Как он был прост и мил. Обнимал меня до хруста в костях. И голос его не гремел оглушительно, сотрясая стены. И не заполнял он собою пространство, никому не оставляя места. А просто тихо лежал головой на моих коленях, поглаживая мне ноги.
– Ну, что ты делаешь со мной? – говорил он смущенно и извинительно. – Мне же на работу надо. Представляешь себе возбужденного мужчину на производстве? Я же там всех изнасилую.
А вечером Юра в первый раз не опоздал, пришел даже раньше назначенного времени. Я метнулась в спальню, чтобы привесим себя в порядок.
– Оля, а где мама? – басил он уже у порога. – Вот тебе гостинчик, грызи орешки.
Я едва успела размотать бигуди и натянуть джинсы, как он уже целовал меня в дверях спальни, вручая хрустящий от фольгововой упаковки букет роз.
Во время ужина его смущала моя забота.
– Сядь, – говорил он. – Я к такому не привык.

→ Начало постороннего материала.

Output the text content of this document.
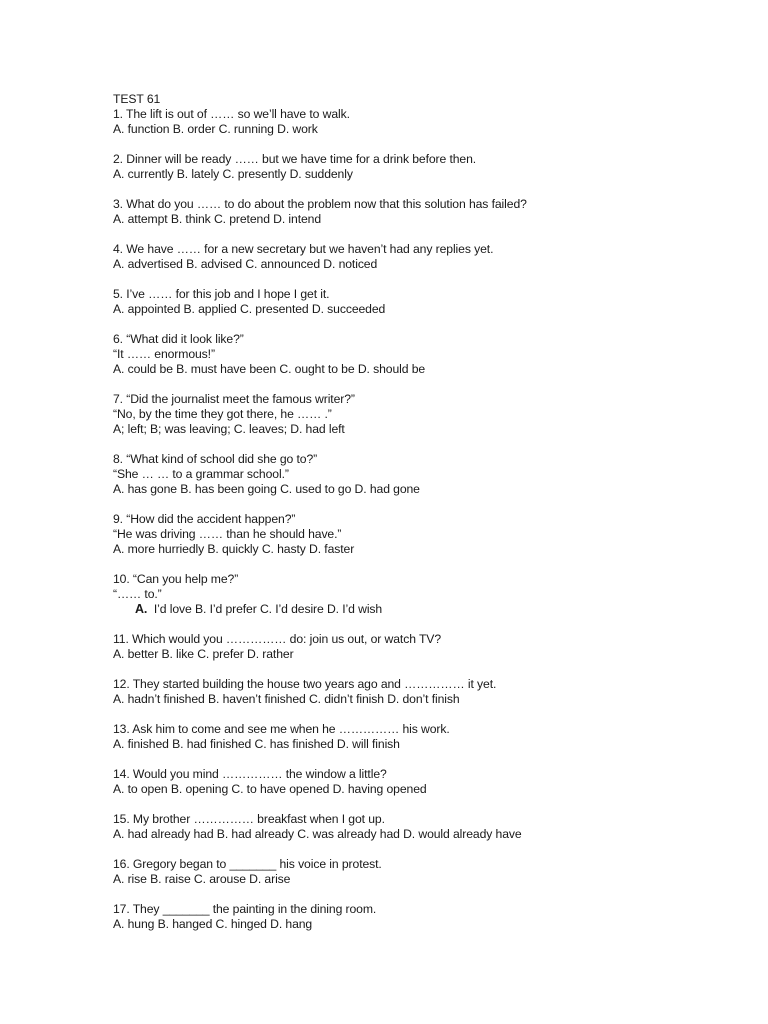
TEST 61
1. The lift is out of …… so we’ll have to walk.
A. function B. order C. running D. work
2. Dinner will be ready …… but we have time for a drink before then.
A. currently B. lately C. presently D. suddenly
3. What do you …… to do about the problem now that this solution has failed?
A. attempt B. think C. pretend D. intend
4. We have …… for a new secretary but we haven’t had any replies yet.
A. advertised B. advised C. announced D. noticed
5. I’ve …… for this job and I hope I get it.
A. appointed B. applied C. presented D. succeeded
6. “What did it look like?”
“It …… enormous!”
A. could be B. must have been C. ought to be D. should be
7. “Did the journalist meet the famous writer?”
“No, by the time they got there, he …… .”
A; left; B; was leaving; C. leaves; D. had left
8. “What kind of school did she go to?”
“She … … to a grammar school.”
A. has gone B. has been going C. used to go D. had gone
9. “How did the accident happen?”
“He was driving …… than he should have.”
A. more hurriedly B. quickly C. hasty D. faster
10. “Can you help me?”
“…… to.”
A.  I’d love B. I’d prefer C. I’d desire D. I’d wish
11. Which would you …………… do: join us out, or watch TV?
A. better B. like C. prefer D. rather
12. They started building the house two years ago and …………… it yet.
A. hadn’t finished B. haven’t finished C. didn’t finish D. don’t finish
13. Ask him to come and see me when he …………… his work.
A. finished B. had finished C. has finished D. will finish
14. Would you mind …………… the window a little?
A. to open B. opening C. to have opened D. having opened
15. My brother …………… breakfast when I got up.
A. had already had B. had already C. was already had D. would already have
16. Gregory began to _______ his voice in protest.
A. rise B. raise C. arouse D. arise
17. They _______ the painting in the dining room.
A. hung B. hanged C. hinged D. hang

После ужина мы практически не общались: он сидел, как истукан, уставившись в видак. На мои робкие попытки завладеть его вниманием, деревянно отвечал, что он предупреждал меня, что в трезвом виде он не любит всякие сю-сю. После окончания фильма, он сразу же стал и пошел к выходу, как будто для того и пришел ко мне, чтобы посмотреть сеанс этого дурацкого боевика. Сказал, что плохо себя чувствует. Он протянул ко мне руки, но я не приняла его прощального поцелуя: «А зачем?» – сказала я с усмешкой.
Он позвонил через полтора часа, время подходило к двенадцати.

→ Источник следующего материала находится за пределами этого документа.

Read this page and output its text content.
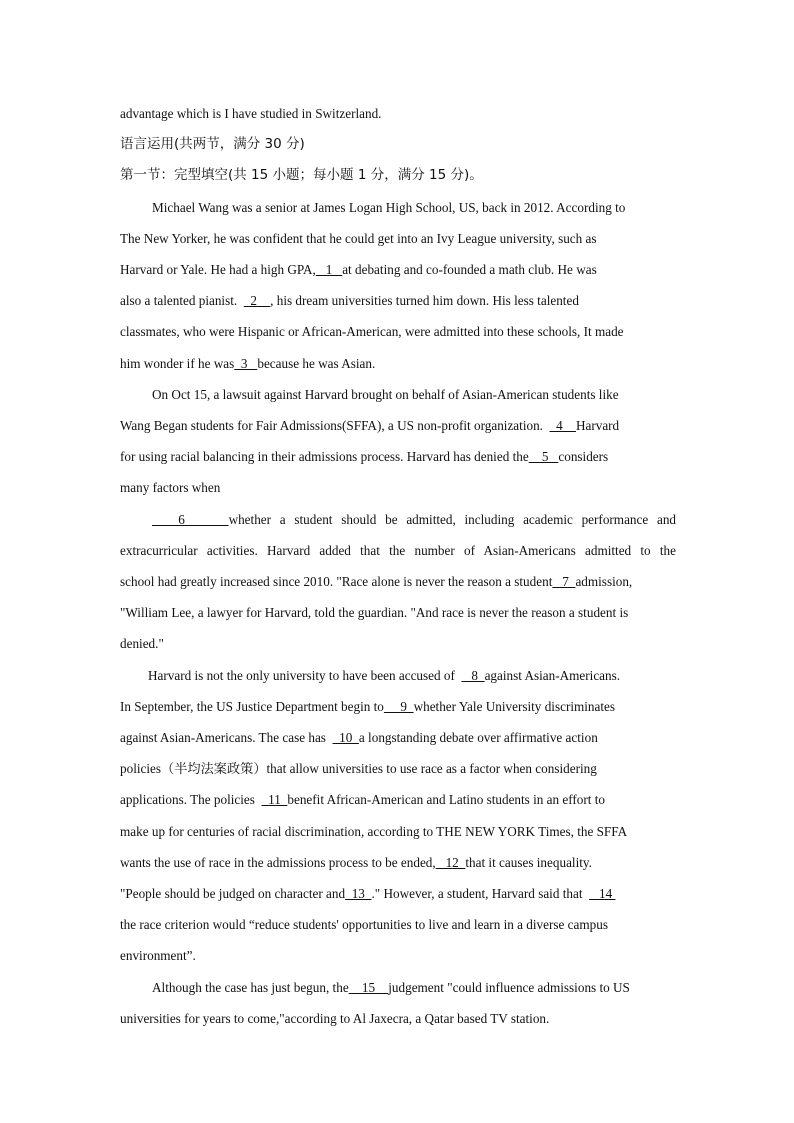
advantage which is I have studied in Switzerland.

语言运用(共两节，满分 30 分)

第一节：完型填空(共 15 小题；每小题 1 分，满分 15 分)。

Michael Wang was a senior at James Logan High School, US, back in 2012. According to

The New Yorker, he was confident that he could get into an Ivy League university, such as

Harvard or Yale. He had a high GPA,   1   at debating and co-founded a math club. He was

also a talented pianist.    2    , his dream universities turned him down. His less talented

classmates, who were Hispanic or African-American, were admitted into these schools, It made

him wonder if he was  3   because he was Asian.

On Oct 15, a lawsuit against Harvard brought on behalf of Asian-American students like

Wang Began students for Fair Admissions(SFFA), a US non-profit organization.    4    Harvard

for using racial balancing in their admissions process. Harvard has denied the    5   considers

many factors when

6     whether a student should be admitted, including academic performance and

extracurricular activities. Harvard added that the number of Asian-Americans admitted to the

school had greatly increased since 2010. "Race alone is never the reason a student   7  admission,

"William Lee, a lawyer for Harvard, told the guardian. "And race is never the reason a student is

denied."

Harvard is not the only university to have been accused of     8  against Asian-Americans.

In September, the US Justice Department begin to     9  whether Yale University discriminates

against Asian-Americans. The case has    10  a longstanding debate over affirmative action

policies（半均法案政策）that allow universities to use race as a factor when considering

applications. The policies    11  benefit African-American and Latino students in an effort to

make up for centuries of racial discrimination, according to THE NEW YORK Times, the SFFA

wants the use of race in the admissions process to be ended,   12  that it causes inequality.

"People should be judged on character and  13  ." However, a student, Harvard said that     14

the race criterion would “reduce students' opportunities to live and learn in a diverse campus

environment”.

Although the case has just begun, the    15    judgement "could influence admissions to US

universities for years to come,"according to Al Jaxecra, a Qatar based TV station.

– Полина, ты еще не спишь? Ты не против, если я приду? Ты будешь меня ждать? Будешь ждать?
– Да.
Сказать, что все было по-прежнему в эту ночь – было бы враньем. Дурмана не было. Хотя технически был секс на уровне, и словесный антураж был тот же…или почти. И завершающий аккорд был мощный, как в музыке.
– О-о, как люблю я с тобой это делать! – стонал он между фрикциями, в бурном порыве восторга рассыпая поцелуи по моему телу.

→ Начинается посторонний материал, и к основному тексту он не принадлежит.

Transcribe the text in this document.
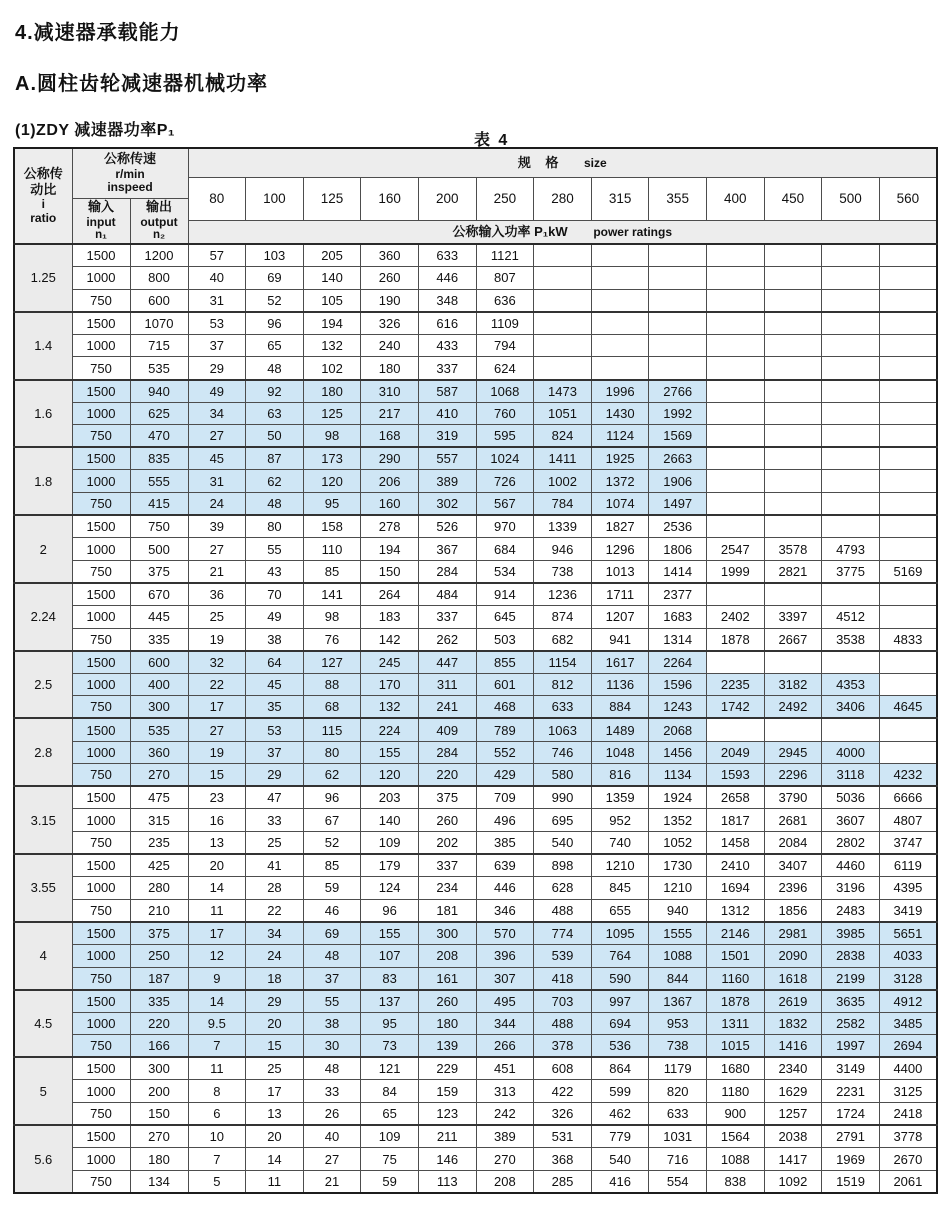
4.减速器承载能力
A.圆柱齿轮减速器机械功率
(1)ZDY 减速器功率P₁
表 4
公称传
动比
i
ratio

公称传速
r/min
inspeed
	规    格 size
			80	100	125	160	200	250	280	315	355	400	450	500	560

输入
input
n₁

输出
output
n₂

			公称输入功率 P₁kW power ratings												
1.25	1500	1200	57	103	205	360	633	1121							
	1000	800	40	69	140	260	446	807							
	750	600	31	52	105	190	348	636							
1.4	1500	1070	53	96	194	326	616	1109							
	1000	715	37	65	132	240	433	794							
	750	535	29	48	102	180	337	624							
1.6	1500	940	49	92	180	310	587	1068	1473	1996	2766				
	1000	625	34	63	125	217	410	760	1051	1430	1992				
	750	470	27	50	98	168	319	595	824	1124	1569				
1.8	1500	835	45	87	173	290	557	1024	1411	1925	2663				
	1000	555	31	62	120	206	389	726	1002	1372	1906				
	750	415	24	48	95	160	302	567	784	1074	1497				
2	1500	750	39	80	158	278	526	970	1339	1827	2536				
	1000	500	27	55	110	194	367	684	946	1296	1806	2547	3578	4793	
	750	375	21	43	85	150	284	534	738	1013	1414	1999	2821	3775	5169
2.24	1500	670	36	70	141	264	484	914	1236	1711	2377				
	1000	445	25	49	98	183	337	645	874	1207	1683	2402	3397	4512	
	750	335	19	38	76	142	262	503	682	941	1314	1878	2667	3538	4833
2.5	1500	600	32	64	127	245	447	855	1154	1617	2264				
	1000	400	22	45	88	170	311	601	812	1136	1596	2235	3182	4353	
	750	300	17	35	68	132	241	468	633	884	1243	1742	2492	3406	4645
2.8	1500	535	27	53	115	224	409	789	1063	1489	2068				
	1000	360	19	37	80	155	284	552	746	1048	1456	2049	2945	4000	
	750	270	15	29	62	120	220	429	580	816	1134	1593	2296	3118	4232
3.15	1500	475	23	47	96	203	375	709	990	1359	1924	2658	3790	5036	6666
	1000	315	16	33	67	140	260	496	695	952	1352	1817	2681	3607	4807
	750	235	13	25	52	109	202	385	540	740	1052	1458	2084	2802	3747
3.55	1500	425	20	41	85	179	337	639	898	1210	1730	2410	3407	4460	6119
	1000	280	14	28	59	124	234	446	628	845	1210	1694	2396	3196	4395
	750	210	11	22	46	96	181	346	488	655	940	1312	1856	2483	3419
4	1500	375	17	34	69	155	300	570	774	1095	1555	2146	2981	3985	5651
	1000	250	12	24	48	107	208	396	539	764	1088	1501	2090	2838	4033
	750	187	9	18	37	83	161	307	418	590	844	1160	1618	2199	3128
4.5	1500	335	14	29	55	137	260	495	703	997	1367	1878	2619	3635	4912
	1000	220	9.5	20	38	95	180	344	488	694	953	1311	1832	2582	3485
	750	166	7	15	30	73	139	266	378	536	738	1015	1416	1997	2694
5	1500	300	11	25	48	121	229	451	608	864	1179	1680	2340	3149	4400
	1000	200	8	17	33	84	159	313	422	599	820	1180	1629	2231	3125
	750	150	6	13	26	65	123	242	326	462	633	900	1257	1724	2418
5.6	1500	270	10	20	40	109	211	389	531	779	1031	1564	2038	2791	3778
	1000	180	7	14	27	75	146	270	368	540	716	1088	1417	1969	2670
	750	134	5	11	21	59	113	208	285	416	554	838	1092	1519	2061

Я кончила раньше, но он не захотел под меня подстраиваться.
– О, нет, я не хочу спешить! Еще и еще! Я хочу подольше наслаждаться тобой… Там у тебя так горячо и тесно… ты вся горячая…
А затем удар наслаждения прошел, и волны сладострастия улеглись в усталом равнодушном штиле. С потухшей страстью потухло все. Я это остро почувствовала в наступившей тишине, в молчаливом теле, лежащем рядом, но уже далеком от меня. Это была пустота одиночества, от которой хотелось плакать. В ту ночь, как будто что-то исчезло, что привязывало его ко мне.
Он поднялся без слов и ушел в ванную. Когда из душа вышла я, он, уже одетый, курил в кухне у окна.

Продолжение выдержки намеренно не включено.